The volume of overdue mortgages and car loans in Russia has nearly doubled in a year, increasing by RUR 95 bln ($1.2 bln) and RUR 35 bln ($434.8 mln), respectively, according to data from the United Credit Bureau cited by Izvestia.
This surge in overdue debt reflects the aftermath of the hyperactive lending period in 2023-2024, when banks relaxed approval standards amid fierce competition and favorable market conditions, explains Igor Rastorguyev, a lead analyst at AMarkets. Rising inflation, which eroded Russians’ real purchasing power, further exacerbated the situation.
However, Rastorguyev believes warnings of a full-scale debt crisis are premature. First, overdue debt remains within manageable limits, allowing credit institutions to maintain sufficient reserves. Additionally, the Bank of Russia’s current policies encourage more cautious lending practices. Second, as inflation stabilizes and real incomes gradually recover, some problem debts may be resolved without major strain on the banking system.

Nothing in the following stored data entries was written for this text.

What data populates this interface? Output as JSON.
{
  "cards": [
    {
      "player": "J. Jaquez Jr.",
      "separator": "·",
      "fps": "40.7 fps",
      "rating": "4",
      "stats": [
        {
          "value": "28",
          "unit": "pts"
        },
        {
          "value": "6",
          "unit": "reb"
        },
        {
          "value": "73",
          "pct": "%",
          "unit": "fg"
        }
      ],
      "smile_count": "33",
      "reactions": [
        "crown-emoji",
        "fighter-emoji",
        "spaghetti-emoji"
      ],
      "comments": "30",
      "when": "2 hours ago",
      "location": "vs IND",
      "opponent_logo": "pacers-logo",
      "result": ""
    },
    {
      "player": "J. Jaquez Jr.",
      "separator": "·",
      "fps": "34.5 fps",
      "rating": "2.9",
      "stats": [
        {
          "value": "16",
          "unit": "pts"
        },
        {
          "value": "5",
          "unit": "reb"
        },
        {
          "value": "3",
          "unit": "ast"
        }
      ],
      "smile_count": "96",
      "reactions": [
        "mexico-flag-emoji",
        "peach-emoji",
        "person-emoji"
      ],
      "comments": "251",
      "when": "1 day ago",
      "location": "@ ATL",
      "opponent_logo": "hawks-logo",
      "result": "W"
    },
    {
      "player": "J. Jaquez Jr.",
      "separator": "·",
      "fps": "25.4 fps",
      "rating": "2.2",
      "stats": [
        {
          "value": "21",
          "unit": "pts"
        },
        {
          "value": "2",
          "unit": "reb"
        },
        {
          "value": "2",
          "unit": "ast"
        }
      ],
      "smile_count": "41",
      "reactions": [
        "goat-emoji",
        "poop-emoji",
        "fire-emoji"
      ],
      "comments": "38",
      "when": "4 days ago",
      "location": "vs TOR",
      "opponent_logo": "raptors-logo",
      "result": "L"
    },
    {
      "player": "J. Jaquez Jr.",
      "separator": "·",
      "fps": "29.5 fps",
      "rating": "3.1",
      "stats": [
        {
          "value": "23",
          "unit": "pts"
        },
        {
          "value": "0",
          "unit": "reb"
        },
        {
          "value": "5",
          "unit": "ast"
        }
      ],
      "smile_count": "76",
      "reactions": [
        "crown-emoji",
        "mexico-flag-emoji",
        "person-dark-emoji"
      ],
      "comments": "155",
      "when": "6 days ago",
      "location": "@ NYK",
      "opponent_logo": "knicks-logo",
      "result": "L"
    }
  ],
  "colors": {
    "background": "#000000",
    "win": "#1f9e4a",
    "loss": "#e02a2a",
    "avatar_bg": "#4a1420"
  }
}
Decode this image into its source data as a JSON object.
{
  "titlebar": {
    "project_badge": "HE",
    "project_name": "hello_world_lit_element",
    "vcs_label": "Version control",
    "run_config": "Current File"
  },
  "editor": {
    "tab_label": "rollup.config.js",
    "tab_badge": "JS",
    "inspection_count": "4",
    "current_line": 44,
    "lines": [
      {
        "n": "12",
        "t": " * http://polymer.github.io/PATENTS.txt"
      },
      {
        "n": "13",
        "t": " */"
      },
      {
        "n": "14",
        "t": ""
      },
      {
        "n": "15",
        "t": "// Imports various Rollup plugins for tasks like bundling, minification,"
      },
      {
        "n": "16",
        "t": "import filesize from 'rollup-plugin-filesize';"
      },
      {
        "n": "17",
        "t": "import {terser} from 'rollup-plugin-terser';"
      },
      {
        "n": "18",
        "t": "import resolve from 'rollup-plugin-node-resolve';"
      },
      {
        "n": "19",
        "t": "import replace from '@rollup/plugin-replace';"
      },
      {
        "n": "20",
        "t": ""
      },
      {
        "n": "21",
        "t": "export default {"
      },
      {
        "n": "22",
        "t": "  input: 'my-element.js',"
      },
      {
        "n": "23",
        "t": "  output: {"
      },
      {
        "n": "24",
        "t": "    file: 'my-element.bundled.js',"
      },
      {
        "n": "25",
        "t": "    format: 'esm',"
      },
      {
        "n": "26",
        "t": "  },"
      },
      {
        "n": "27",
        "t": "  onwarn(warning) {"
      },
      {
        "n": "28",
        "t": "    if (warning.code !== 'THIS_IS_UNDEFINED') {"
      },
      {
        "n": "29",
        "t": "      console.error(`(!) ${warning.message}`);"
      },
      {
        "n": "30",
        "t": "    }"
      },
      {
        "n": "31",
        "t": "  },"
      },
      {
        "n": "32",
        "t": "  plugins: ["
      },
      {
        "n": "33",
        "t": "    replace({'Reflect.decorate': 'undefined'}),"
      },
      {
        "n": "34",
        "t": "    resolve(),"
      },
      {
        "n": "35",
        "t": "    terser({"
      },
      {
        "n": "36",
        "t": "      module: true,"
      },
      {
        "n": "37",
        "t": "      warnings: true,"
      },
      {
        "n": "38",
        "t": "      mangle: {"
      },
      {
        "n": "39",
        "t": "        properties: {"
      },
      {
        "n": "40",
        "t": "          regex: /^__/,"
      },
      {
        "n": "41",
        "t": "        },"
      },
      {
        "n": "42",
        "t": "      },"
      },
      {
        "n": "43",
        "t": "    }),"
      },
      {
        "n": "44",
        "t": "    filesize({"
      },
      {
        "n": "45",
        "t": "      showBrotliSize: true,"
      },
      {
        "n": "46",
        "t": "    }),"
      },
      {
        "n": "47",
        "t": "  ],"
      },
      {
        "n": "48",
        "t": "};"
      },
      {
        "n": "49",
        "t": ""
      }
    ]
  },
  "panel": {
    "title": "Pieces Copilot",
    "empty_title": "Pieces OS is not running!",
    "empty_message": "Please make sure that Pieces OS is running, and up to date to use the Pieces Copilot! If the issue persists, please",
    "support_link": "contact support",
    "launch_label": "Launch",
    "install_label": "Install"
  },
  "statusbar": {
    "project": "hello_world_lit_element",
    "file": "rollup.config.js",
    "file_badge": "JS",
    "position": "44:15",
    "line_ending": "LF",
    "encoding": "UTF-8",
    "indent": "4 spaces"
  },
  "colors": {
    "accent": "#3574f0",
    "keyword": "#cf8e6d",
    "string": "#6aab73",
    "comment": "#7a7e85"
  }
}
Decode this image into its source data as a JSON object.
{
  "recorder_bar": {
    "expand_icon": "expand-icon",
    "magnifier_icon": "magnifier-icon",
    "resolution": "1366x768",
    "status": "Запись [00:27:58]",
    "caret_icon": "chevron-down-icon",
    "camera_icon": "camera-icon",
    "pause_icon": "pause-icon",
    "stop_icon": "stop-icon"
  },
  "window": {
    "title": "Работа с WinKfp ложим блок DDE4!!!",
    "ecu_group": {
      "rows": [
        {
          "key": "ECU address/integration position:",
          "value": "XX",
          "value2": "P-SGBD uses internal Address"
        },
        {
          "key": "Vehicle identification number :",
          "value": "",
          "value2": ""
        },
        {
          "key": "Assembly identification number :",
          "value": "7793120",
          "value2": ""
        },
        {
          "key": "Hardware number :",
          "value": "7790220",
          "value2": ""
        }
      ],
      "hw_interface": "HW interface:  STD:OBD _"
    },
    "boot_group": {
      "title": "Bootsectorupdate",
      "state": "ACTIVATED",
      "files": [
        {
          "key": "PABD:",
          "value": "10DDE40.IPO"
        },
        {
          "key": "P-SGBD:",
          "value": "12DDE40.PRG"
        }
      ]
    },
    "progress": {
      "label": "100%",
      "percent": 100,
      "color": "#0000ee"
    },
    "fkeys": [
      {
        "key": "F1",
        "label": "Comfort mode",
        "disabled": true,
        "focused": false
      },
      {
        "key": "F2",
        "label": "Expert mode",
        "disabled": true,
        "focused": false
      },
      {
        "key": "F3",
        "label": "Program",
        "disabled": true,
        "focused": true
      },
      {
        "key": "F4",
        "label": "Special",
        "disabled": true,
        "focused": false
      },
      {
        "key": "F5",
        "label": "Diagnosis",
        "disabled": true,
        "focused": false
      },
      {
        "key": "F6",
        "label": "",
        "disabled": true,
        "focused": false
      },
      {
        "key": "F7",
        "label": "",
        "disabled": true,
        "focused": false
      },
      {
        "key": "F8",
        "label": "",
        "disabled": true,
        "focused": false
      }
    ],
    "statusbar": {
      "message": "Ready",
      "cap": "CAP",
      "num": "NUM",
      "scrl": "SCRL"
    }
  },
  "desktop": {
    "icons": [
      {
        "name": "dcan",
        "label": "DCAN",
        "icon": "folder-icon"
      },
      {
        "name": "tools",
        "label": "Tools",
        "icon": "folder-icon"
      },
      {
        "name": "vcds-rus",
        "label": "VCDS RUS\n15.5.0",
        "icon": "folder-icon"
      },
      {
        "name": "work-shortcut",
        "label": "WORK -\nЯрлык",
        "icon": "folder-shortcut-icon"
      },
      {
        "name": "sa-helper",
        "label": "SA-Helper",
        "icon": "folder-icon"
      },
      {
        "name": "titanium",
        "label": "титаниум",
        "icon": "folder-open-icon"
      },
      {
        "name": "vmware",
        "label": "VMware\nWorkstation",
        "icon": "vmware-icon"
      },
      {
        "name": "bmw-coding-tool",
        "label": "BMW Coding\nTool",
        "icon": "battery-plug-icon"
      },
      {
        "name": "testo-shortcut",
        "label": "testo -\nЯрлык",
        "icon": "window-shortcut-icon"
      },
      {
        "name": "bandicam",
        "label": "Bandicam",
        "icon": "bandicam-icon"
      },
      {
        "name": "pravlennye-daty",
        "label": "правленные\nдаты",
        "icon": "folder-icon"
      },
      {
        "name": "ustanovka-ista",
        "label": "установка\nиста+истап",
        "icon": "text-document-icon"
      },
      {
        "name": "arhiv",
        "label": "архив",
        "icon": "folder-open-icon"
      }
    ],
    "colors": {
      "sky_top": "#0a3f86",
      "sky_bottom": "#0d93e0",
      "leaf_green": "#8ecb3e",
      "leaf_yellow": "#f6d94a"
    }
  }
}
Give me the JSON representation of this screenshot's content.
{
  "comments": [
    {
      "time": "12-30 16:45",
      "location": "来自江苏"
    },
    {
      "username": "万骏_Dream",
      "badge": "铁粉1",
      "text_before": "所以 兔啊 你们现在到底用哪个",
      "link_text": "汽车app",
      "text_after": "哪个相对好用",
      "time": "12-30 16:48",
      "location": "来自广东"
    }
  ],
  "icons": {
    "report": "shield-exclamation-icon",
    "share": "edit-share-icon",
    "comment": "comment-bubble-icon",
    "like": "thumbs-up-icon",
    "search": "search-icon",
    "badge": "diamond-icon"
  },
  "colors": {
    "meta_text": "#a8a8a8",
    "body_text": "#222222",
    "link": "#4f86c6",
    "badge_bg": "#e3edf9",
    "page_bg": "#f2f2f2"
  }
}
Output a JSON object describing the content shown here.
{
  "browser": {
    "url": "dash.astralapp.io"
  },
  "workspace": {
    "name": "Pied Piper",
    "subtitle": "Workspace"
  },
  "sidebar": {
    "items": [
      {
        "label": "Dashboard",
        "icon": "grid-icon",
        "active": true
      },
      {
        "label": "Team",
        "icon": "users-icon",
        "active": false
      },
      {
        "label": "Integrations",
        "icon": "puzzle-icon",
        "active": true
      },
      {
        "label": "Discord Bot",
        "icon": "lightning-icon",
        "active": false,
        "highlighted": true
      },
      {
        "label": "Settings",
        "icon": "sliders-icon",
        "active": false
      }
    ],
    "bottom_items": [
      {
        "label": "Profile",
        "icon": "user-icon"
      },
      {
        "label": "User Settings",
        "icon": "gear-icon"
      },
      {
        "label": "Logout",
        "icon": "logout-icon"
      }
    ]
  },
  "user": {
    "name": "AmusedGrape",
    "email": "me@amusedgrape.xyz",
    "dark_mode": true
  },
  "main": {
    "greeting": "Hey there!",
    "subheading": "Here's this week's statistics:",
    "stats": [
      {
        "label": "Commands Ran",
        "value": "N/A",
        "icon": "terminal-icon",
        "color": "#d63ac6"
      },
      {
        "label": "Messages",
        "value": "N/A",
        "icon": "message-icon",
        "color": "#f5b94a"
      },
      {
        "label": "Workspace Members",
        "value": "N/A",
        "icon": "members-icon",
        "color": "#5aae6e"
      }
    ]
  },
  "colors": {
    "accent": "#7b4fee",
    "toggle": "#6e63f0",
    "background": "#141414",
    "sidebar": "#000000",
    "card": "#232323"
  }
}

“Moreover, the government is actively rolling out support mechanisms for conscientious borrowers – from restructuring programs to mortgage subsidies for certain groups – easing household burdens and mitigating the risk of a non-payment chain reaction. As a result, the market will likely undergo a natural correction, leading to higher-quality loan portfolios and greater stability,” Rastorguyev predicts.